A story is told within the apocryphal Syriac Infancy Gospel of young Jesus entering the shop of a dyer named Salem and proceeding to toss all of the cloth given to the dyer to dye into a tub containing indigo dye. The dyer, convinced that his business was ruined, became furious at Jesus and began to scold him. Jesus, however, remained calm and assured the dyer that he would color each piece of cloth the color it was supposed to be. Jesus then proceeded to pull each piece of cloth from the tub and, miraculously, as Jesus pulled each piece of cloth from the tub, it changed color to the color that the dyer had originally intended to dye it.
Superficially (forgive the pun), the story appears to simply describe what might be called a "parlor trick". But it seems clear that, on further inspection, there is far more to the story than what first meets the eye. The indigo dye in the tub, in fact, was very likely the dye that was used, among other things, to color the blue strands of the tassels, known as tzitzit, attached to the four corners of prayer shawls. The dye was made from sea creatures known as chilazon. Unfortunately, it is not known what sea creature chilazon originally referred to, but modern researchers have suggested that it was either cuttlefish or sea snails since a dye can be synthesized from either that will produce blue or purple depending upon whether or not the dyed cloth is promptly exposed to light. It should also be noted that the dye itself does not appear indigo but rather as a grayish color; the blue or purple color the dye produces appears only after a cloth soaking in the dye has been removed from the dye and exposed to air.
Thus it would appear that the miracle being described in the Syriac Infancy Gospel is actually nothing more than the result of the natural chemical transformations associated with the chilazon dye, known as tekhelet. But here again I think it would be unfortunate if one were to casually dismiss the story as being entirely explained by natural phenomena and therefore, lacking any evidence of miracles, of no significance. There is, in fact, profound religious significance in the act of transforming something that was originally gray, the color of lifelessness, into something that is full of color, which represents life. And ascribing Jesus as the source of the relevant transformations is essentially suggesting that Jesus is both the breath (the air) and the light, a message that is unmistakably Christian.
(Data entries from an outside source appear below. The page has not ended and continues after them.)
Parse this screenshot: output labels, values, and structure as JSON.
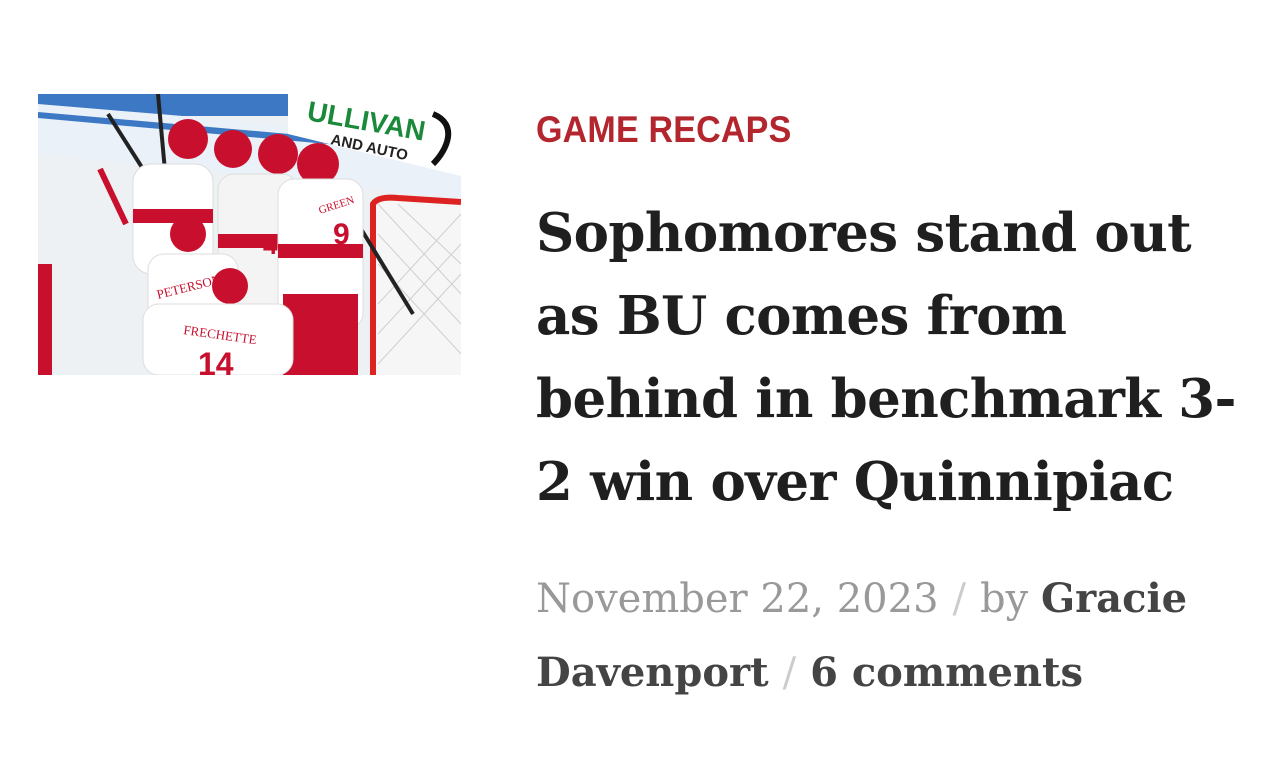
{
  "post": {
    "category": "GAME RECAPS",
    "title": "Sophomores stand out as BU comes from behind in benchmark 3-2 win over Quinnipiac",
    "date": "November 22, 2023",
    "separator": "/",
    "by_label": "by",
    "author": "Gracie Davenport",
    "comments": "6 comments"
  },
  "thumbnail": {
    "sign_line1": "ULLIVAN",
    "sign_line2": "AND AUTO",
    "jersey_names": [
      "PETERSON",
      "FRECHETTE",
      "GREEN"
    ],
    "jersey_numbers": [
      "14",
      "9",
      "4"
    ]
  },
  "colors": {
    "category": "#b3262e",
    "headline": "#1f1f1f",
    "meta": "#999999",
    "author": "#444444",
    "jersey_red": "#c8102e"
  }
}
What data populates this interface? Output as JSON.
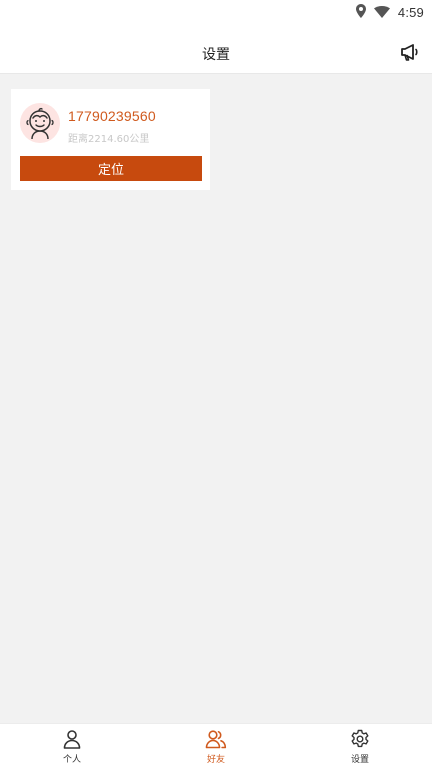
{
  "status_bar": {
    "time": "4:59",
    "icons": [
      "location-pin-icon",
      "wifi-icon"
    ]
  },
  "header": {
    "title": "设置",
    "action_icon": "megaphone-icon"
  },
  "friends": [
    {
      "avatar_icon": "baby-face-avatar-icon",
      "phone": "17790239560",
      "distance": "距离2214.60公里",
      "locate_label": "定位"
    }
  ],
  "bottom_nav": {
    "items": [
      {
        "label": "个人",
        "icon": "person-icon",
        "active": false
      },
      {
        "label": "好友",
        "icon": "friends-icon",
        "active": true
      },
      {
        "label": "设置",
        "icon": "gear-icon",
        "active": false
      }
    ]
  },
  "colors": {
    "accent": "#d05a1e",
    "button": "#c74a0e",
    "background": "#f2f2f2",
    "avatar_bg": "#fde4e2"
  }
}
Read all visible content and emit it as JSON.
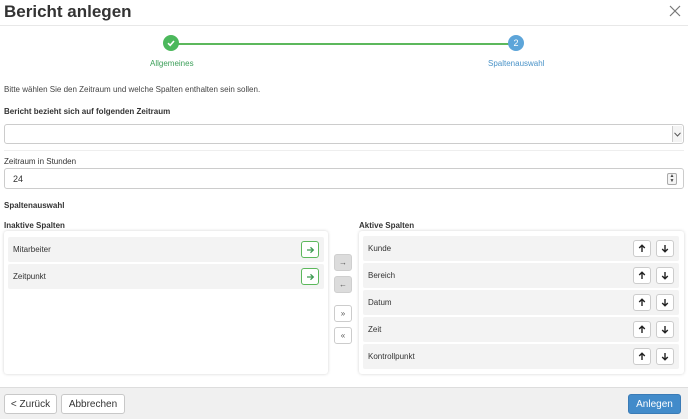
{
  "dialog": {
    "title": "Bericht anlegen",
    "close_icon": "close-icon"
  },
  "stepper": {
    "steps": [
      {
        "label": "Allgemeines",
        "state": "done",
        "icon": "check-icon"
      },
      {
        "label": "Spaltenauswahl",
        "state": "current",
        "number": "2"
      }
    ],
    "colors": {
      "done": "#4cb85c",
      "current": "#5da5d9"
    }
  },
  "intro_text": "Bitte wählen Sie den Zeitraum und welche Spalten enthalten sein sollen.",
  "period_select": {
    "label": "Bericht bezieht sich auf folgenden Zeitraum",
    "value": ""
  },
  "hours_field": {
    "label": "Zeitraum in Stunden",
    "value": "24"
  },
  "columns_section": {
    "title": "Spaltenauswahl",
    "inactive": {
      "title": "Inaktive Spalten",
      "items": [
        "Mitarbeiter",
        "Zeitpunkt"
      ]
    },
    "active": {
      "title": "Aktive Spalten",
      "items": [
        "Kunde",
        "Bereich",
        "Datum",
        "Zeit",
        "Kontrollpunkt"
      ]
    },
    "transfer_buttons": {
      "move_right": "→",
      "move_left": "←",
      "move_all_right": "»",
      "move_all_left": "«"
    }
  },
  "footer": {
    "back_label": "< Zurück",
    "cancel_label": "Abbrechen",
    "create_label": "Anlegen"
  }
}
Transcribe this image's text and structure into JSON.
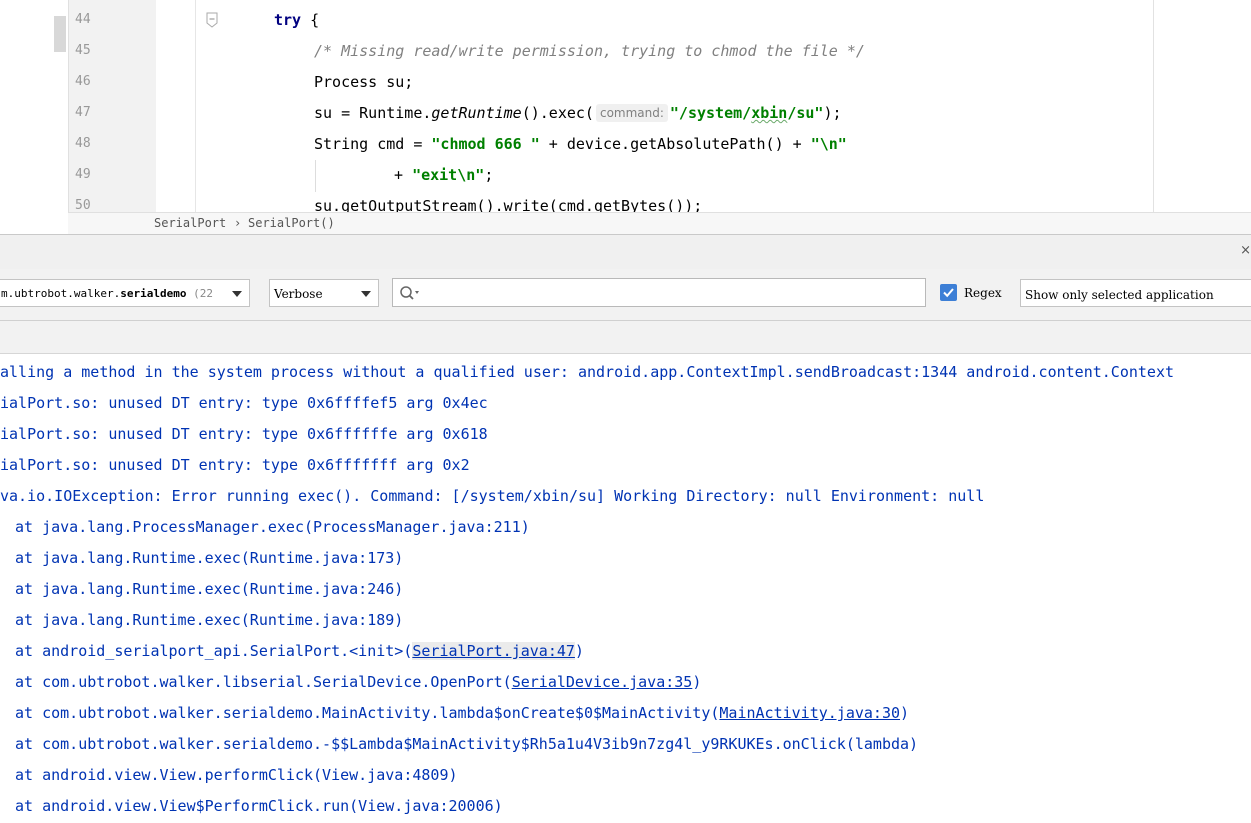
{
  "editor": {
    "line_numbers": [
      "44",
      "45",
      "46",
      "47",
      "48",
      "49",
      "50"
    ],
    "code": {
      "l44_kw": "try",
      "l44_rest": " {",
      "l45_comment": "/* Missing read/write permission, trying to chmod the file */",
      "l46": "Process su;",
      "l47_a": "su = Runtime.",
      "l47_method": "getRuntime",
      "l47_b": "().exec(",
      "l47_hint": "command:",
      "l47_str1": "\"/system/",
      "l47_str2": "xbin",
      "l47_str3": "/su\"",
      "l47_end": ");",
      "l48_a": "String cmd = ",
      "l48_str1": "\"chmod 666 \"",
      "l48_b": " + device.getAbsolutePath() + ",
      "l48_str2": "\"\\n\"",
      "l49_a": "+ ",
      "l49_str": "\"exit\\n\"",
      "l49_end": ";",
      "l50": "su.getOutputStream().write(cmd.getBytes());"
    },
    "breadcrumb": {
      "class_name": "SerialPort",
      "separator": "›",
      "method_name": "SerialPort()"
    }
  },
  "logcat": {
    "close_label": "×",
    "process": {
      "prefix": "m.ubtrobot.walker.",
      "bold": "serialdemo",
      "pid": " (22"
    },
    "level": "Verbose",
    "search": {
      "value": "",
      "placeholder": ""
    },
    "regex": {
      "label": "Regex",
      "checked": true,
      "check_glyph": "✔"
    },
    "filter": "Show only selected application",
    "lines": [
      {
        "text": "alling a method in the system process without a qualified user: android.app.ContextImpl.sendBroadcast:1344 android.content.Context"
      },
      {
        "text": "ialPort.so: unused DT entry: type 0x6ffffef5 arg 0x4ec"
      },
      {
        "text": "ialPort.so: unused DT entry: type 0x6ffffffe arg 0x618"
      },
      {
        "text": "ialPort.so: unused DT entry: type 0x6fffffff arg 0x2"
      },
      {
        "text": "va.io.IOException: Error running exec(). Command: [/system/xbin/su] Working Directory: null Environment: null"
      },
      {
        "text": "at java.lang.ProcessManager.exec(ProcessManager.java:211)"
      },
      {
        "text": "at java.lang.Runtime.exec(Runtime.java:173)"
      },
      {
        "text": "at java.lang.Runtime.exec(Runtime.java:246)"
      },
      {
        "text": "at java.lang.Runtime.exec(Runtime.java:189)"
      },
      {
        "pre": "at android_serialport_api.SerialPort.<init>(",
        "link": "SerialPort.java:47",
        "post": ")"
      },
      {
        "pre": "at com.ubtrobot.walker.libserial.SerialDevice.OpenPort(",
        "link": "SerialDevice.java:35",
        "post": ")"
      },
      {
        "pre": "at com.ubtrobot.walker.serialdemo.MainActivity.lambda$onCreate$0$MainActivity(",
        "link": "MainActivity.java:30",
        "post": ")"
      },
      {
        "text": "at com.ubtrobot.walker.serialdemo.-$$Lambda$MainActivity$Rh5a1u4V3ib9n7zg4l_y9RKUKEs.onClick(lambda)"
      },
      {
        "text": "at android.view.View.performClick(View.java:4809)"
      },
      {
        "text": "at android.view.View$PerformClick.run(View.java:20006)"
      }
    ]
  }
}
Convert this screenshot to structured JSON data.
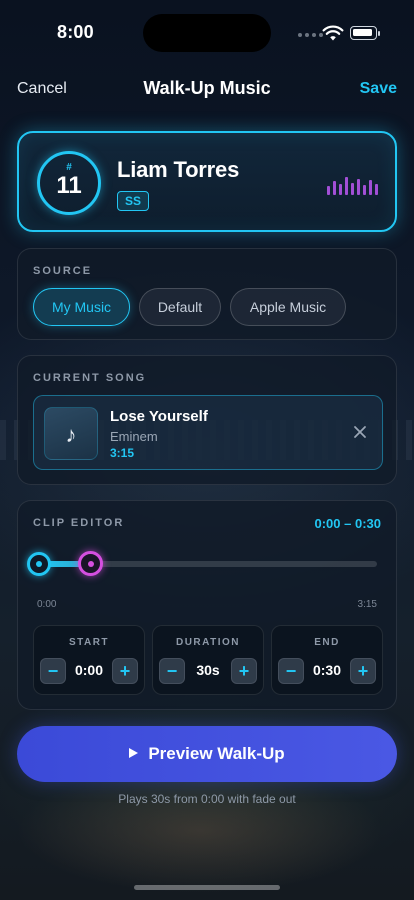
{
  "status_bar": {
    "time": "8:00"
  },
  "nav": {
    "cancel_label": "Cancel",
    "title": "Walk-Up Music",
    "save_label": "Save"
  },
  "player": {
    "number_prefix": "#",
    "number": "11",
    "name": "Liam Torres",
    "position": "SS"
  },
  "source": {
    "label": "SOURCE",
    "options": [
      {
        "label": "My Music",
        "selected": true
      },
      {
        "label": "Default",
        "selected": false
      },
      {
        "label": "Apple Music",
        "selected": false
      }
    ]
  },
  "current_song": {
    "label": "CURRENT SONG",
    "art_icon": "music-note-icon",
    "title": "Lose Yourself",
    "artist": "Eminem",
    "length": "3:15"
  },
  "clip_editor": {
    "label": "CLIP EDITOR",
    "range_text": "0:00 – 0:30",
    "timeline_start": "0:00",
    "timeline_end": "3:15",
    "clip_start_fraction": 0.0,
    "clip_end_fraction": 0.154,
    "start": {
      "label": "START",
      "value": "0:00"
    },
    "duration": {
      "label": "DURATION",
      "value": "30s"
    },
    "end": {
      "label": "END",
      "value": "0:30"
    },
    "minus_symbol": "−",
    "plus_symbol": "+"
  },
  "preview": {
    "button_label": "Preview Walk-Up",
    "note": "Plays 30s from 0:00 with fade out"
  },
  "colors": {
    "accent": "#22c6f3",
    "end_handle": "#d54fe0",
    "primary_button": "#3f4edc",
    "equalizer": "#a24fd6"
  }
}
One might be tempted to argue that the author of the Syriac Infancy Gospel secretly intended to convey the idea that Jesus was the breath and the light that brought that which was dead to life; but I think that would be a bit of a stretch. The author appears to have been entirely unaware of what the indigo dye was and represented, otherwise he would likely have mentioned it. More importantly, the author did not describe the two distinct transformations (gray to purple, purple to blue) that are uniquely associated with the dye, the knowledge of which is essential in order to bring into light what appears to be the otherwise hidden significance of the story. The process used to make the chilazon dye, much like the Ark of the Covenant before it, was in fact lost after the Roman destruction of the Jewish state following the Bar Kokhba revolt in the second century, long before the fifth or sixth century date given the Syriac Infancy Gospel by modern scholars.
What seems likely however is that the event being described in the Syriac Infancy Gospel did in fact occur and was witnessed by someone who was, like the author of the text, similarly unaware of the chemical transformations associated with the chilazon dye. They witnessed the "parlor trick" and were sufficiently convinced that it was a miracle that they chose to report it as such. And the most likely candidate (or, more likely, candidates) for who might have reported the event would be one or more of the children that, according to the account given in the Syriac Infancy Gospel, had been playing with Jesus just before he entered the dyer's shop. Thus, while the Syriac Infancy Gospel may have been composed in the fifth or sixth story, the story itself appears to date to the time of Jesus, when the chilazon dye was still in use. Note also that for one or more of the children to have reported the incident, they must have already regarded the young Jesus as somewhat of an anomaly.
Thus, for those who are willing to accept it, the story of young Jesus in the dyer's shop and the chilazon dye together serve ultimately as an ark from the past that bears within it evidence of Christ's physical existence.